Protect what You Already Have
We’ve all heard the saying “A penny saved is a penny earned”, but in my family, my mom often reminded us that “A penny saved is two pennies earned…” What she meant by that, I think, was that earning is the hard part so saving what we earn and being smart about how we spend/invest it is worth twice as much as simply earning more. (She may also have been thinking about pre-tax and post-tax money, but I never clarified!)
And I think of that Patel-family wisdom often, especially whenever I am looking to grow, introduce something new, or “do big things” in my businesses. Because it’s so easy to chase after shiny new-ness for shiny new-ness’s sake, but I’ve found that it’s usually better to focus on protecting what I already have before I go looking for more.
Now as business owners, we all know that it takes money to make money. There’s no escaping that. But there is a difference between spending money (throwing it at something new for new-ness’s sake, for example) and investing it (protecting what you already have). The trouble is far too many people do the former instead of the latter.
When was the last time you sat down with your P&Ls and looked at where your money was being spent or invested? When was the last time you looked carefully at all of the big and small costs and worked hard to eliminate the unnecessary or negotiate the price of the essential? When was the last time you reviewed your prices? Or chased up missed payments? Or went to the bank to cash that check sitting on your desk? Or simply decided NOT to throw money at a problem and think about a better solution instead?
I get it. There is always so much to do and there are so many pulls on our time and attention and energy, but if we’re not careful, we can start to take our business for granted and neglect the important things. As in all relationships, our relationship with our business and our money and our customers needs to be nurtured and attended to ALL THE TIME or it will suffer. Protecting what we already have means closing the door on Neglect’s smug little face.
Neglect wants you to think it’s okay not to review your financial statements because that’s what your accountant or bookkeeper is paid to do. Neglect wants you to think new customers are sexy and seductive unlike your boring old customers at home. Neglect whispers oh so sweetly in your ear about expansion and growth and new-ness that your body tingles at the thought… But what Neglect fails to confide while slowly courting your business brain is how potentially deflating and expensive and fruitless all of his advice could be! (Who put Neglect on your Board of Advisors anyway?)

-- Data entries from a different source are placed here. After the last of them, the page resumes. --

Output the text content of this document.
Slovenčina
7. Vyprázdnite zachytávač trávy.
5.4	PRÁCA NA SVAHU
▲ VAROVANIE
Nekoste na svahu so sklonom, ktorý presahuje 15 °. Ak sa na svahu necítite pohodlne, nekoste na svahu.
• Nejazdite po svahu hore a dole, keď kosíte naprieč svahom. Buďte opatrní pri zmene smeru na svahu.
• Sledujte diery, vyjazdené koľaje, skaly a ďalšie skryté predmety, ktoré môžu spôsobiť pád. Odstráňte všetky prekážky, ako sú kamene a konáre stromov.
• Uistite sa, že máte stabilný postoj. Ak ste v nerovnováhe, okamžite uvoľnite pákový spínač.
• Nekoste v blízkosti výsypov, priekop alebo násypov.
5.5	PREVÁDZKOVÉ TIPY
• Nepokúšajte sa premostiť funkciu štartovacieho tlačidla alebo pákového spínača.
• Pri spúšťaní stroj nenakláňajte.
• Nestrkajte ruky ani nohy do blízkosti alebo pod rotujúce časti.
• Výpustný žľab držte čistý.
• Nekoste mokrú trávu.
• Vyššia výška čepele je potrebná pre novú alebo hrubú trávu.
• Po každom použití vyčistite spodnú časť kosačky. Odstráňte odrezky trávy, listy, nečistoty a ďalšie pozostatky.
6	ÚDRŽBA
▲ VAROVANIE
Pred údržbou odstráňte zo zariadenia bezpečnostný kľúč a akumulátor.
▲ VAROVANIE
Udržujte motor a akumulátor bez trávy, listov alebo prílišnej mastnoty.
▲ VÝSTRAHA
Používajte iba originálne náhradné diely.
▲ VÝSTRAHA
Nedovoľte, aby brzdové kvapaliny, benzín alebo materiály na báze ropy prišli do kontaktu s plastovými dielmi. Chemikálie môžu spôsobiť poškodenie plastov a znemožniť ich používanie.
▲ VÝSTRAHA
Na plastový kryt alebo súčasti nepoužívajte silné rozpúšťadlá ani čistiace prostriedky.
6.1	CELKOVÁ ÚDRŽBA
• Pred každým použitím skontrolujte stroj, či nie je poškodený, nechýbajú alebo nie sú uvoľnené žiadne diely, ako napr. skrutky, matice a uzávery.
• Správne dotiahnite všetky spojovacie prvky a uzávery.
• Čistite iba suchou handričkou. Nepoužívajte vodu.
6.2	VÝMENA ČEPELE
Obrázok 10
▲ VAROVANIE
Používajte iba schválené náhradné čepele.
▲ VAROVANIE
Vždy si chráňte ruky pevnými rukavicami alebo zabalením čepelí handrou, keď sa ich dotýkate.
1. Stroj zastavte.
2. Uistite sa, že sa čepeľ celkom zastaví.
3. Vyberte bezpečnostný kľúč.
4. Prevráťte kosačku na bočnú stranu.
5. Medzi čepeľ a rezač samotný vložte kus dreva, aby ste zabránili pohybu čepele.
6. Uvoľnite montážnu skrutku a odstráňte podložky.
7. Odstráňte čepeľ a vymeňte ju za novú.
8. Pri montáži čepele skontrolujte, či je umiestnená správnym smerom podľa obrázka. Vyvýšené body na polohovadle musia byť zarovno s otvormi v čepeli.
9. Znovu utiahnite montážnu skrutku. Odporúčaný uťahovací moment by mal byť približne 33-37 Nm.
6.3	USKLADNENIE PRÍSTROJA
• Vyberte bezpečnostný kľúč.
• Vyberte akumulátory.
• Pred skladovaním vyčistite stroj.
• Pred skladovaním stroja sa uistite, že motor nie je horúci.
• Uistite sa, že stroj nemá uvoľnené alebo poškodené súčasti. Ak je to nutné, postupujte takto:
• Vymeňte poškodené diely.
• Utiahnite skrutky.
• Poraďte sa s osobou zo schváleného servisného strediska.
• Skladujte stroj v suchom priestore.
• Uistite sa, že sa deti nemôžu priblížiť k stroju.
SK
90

When I sat down and regularly started reviewing my costs and P&Ls, my profits almost literally exploded. Because I am committed to keeping my existing clients happy, they are great brand ambassadors who stay with me for years. And due to the focus I put on treating my suppliers like equals and partners, I get priority service in return.
All of these things took time and effort, sure, but it is time and effort invested, not spent, in protecting what I already have. I front-loaded the hard work of building a business, getting customers, establishing great service delivery mechanisms, finding reliable suppliers, and building relationships and consistently told Neglect to hit the road.
So the next time you find yourself itching to run a new marketing campaign to get more customers, or reaching for the phone to buy a new asset because the old one just won’t do, or strategizing how to do more, more, more in your business, stop yourself and consider whether you could do more with what you already have (make more profit from the income you already have, offer more to the customers you already have…) and whether your business wouldn’t be better off if you did.
Less sometimes really is more. And protecting what you already have is often the best, smartest, and easiest thing to do.